Sandra Harding's new book Objectivity and Diversity: Another Logic of Scientific Research (University of Chicago Press, 2015) raises new questions about two central concepts in STS - objectivity and diversity - and in doing so it allows us to animate them in new kinds of relationships and shows that objectivity and certain forms of diversity can be mutually supportive. Harding does this in two major ways: by considering specific cases where science has been shaped by social values and interests and drawing conclusions about the "logical positivist legacy" from them; and by locating these issues within particular historical contexts. Though the "social" tends to be treated as an impediment to scientific research rather than a source of new resources and pathways, social and political movements have deeply shaped the practices and philosophy of science.
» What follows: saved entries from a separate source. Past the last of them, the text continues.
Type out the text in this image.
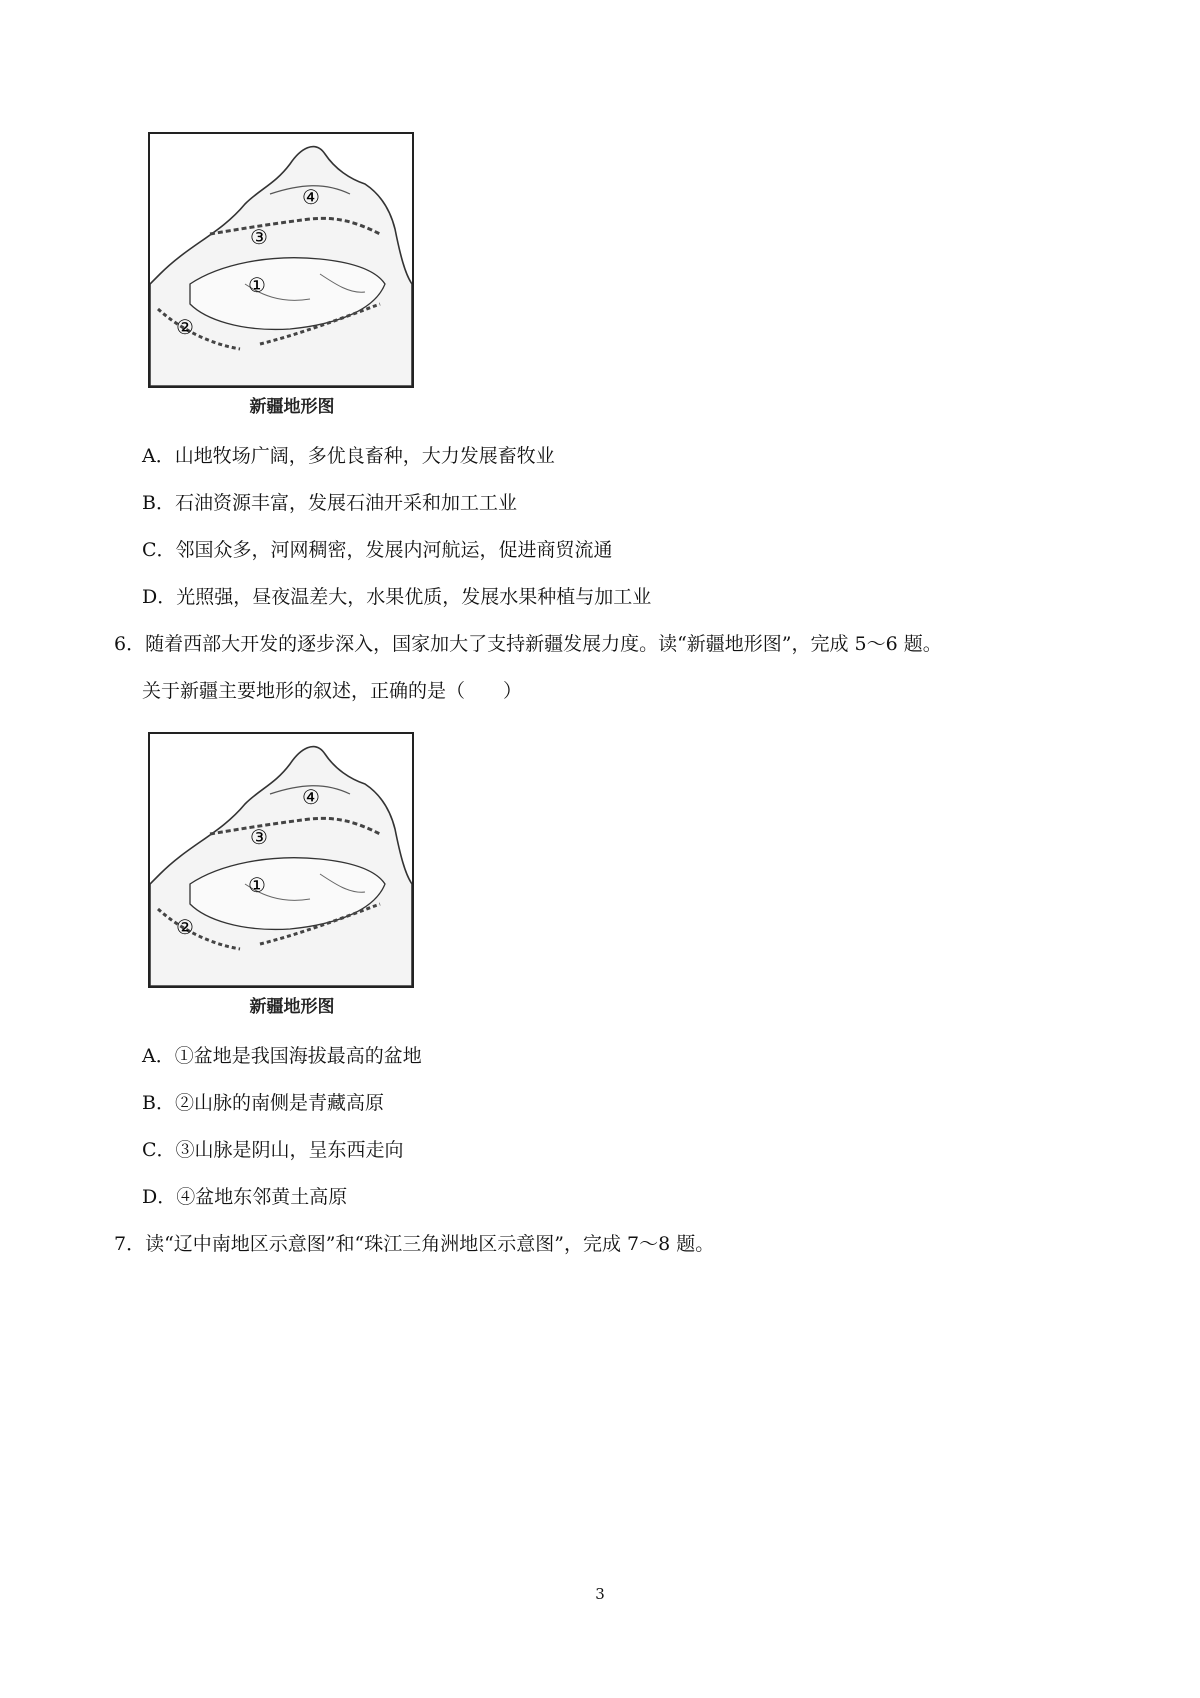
①
②
③
④
新疆地形图
A．山地牧场广阔，多优良畜种，大力发展畜牧业
B．石油资源丰富，发展石油开采和加工工业
C．邻国众多，河网稠密，发展内河航运，促进商贸流通
D．光照强，昼夜温差大，水果优质，发展水果种植与加工业
6．随着西部大开发的逐步深入，国家加大了支持新疆发展力度。读“新疆地形图”，完成 5～6 题。
关于新疆主要地形的叙述，正确的是（　　）
①
②
③
④
新疆地形图
A．①盆地是我国海拔最高的盆地
B．②山脉的南侧是青藏高原
C．③山脉是阴山，呈东西走向
D．④盆地东邻黄土高原
7．读“辽中南地区示意图”和“珠江三角洲地区示意图”，完成 7～8 题。
3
Ch. 1 offers a historical context in which to understand the approaches that dominate today's analytic philosophy of science, describing and analyzing the ways in which the social conditions for scientific research and its philosophy were created in two eras of significant institutional change: the postwar era of the 1940s-1950s, and the 1960s-1970s. Three science studies research fields that have emerged since the 1960s - science studies, postcolonial STS, and feminist STS - show that sciences and their societies co-produce and co-constitute each other and they deeply influence the project of the book and its remaining chapters. Ch. 2 - 7 explore six major arguments for the claim that the "social norm of diversity and the epistemic norm of objectivity can provide mutual support for each other" and they introduce helpful case studies that both illustrate Harding's arguments and model a methodology for bringing about the kind of integration of philosophy and socially-aware STS that the book advocates. It's a wonderful, clear read and is highly assignable in undergraduate and graduate courses devoted to science, policy, philosophy, and/or STS!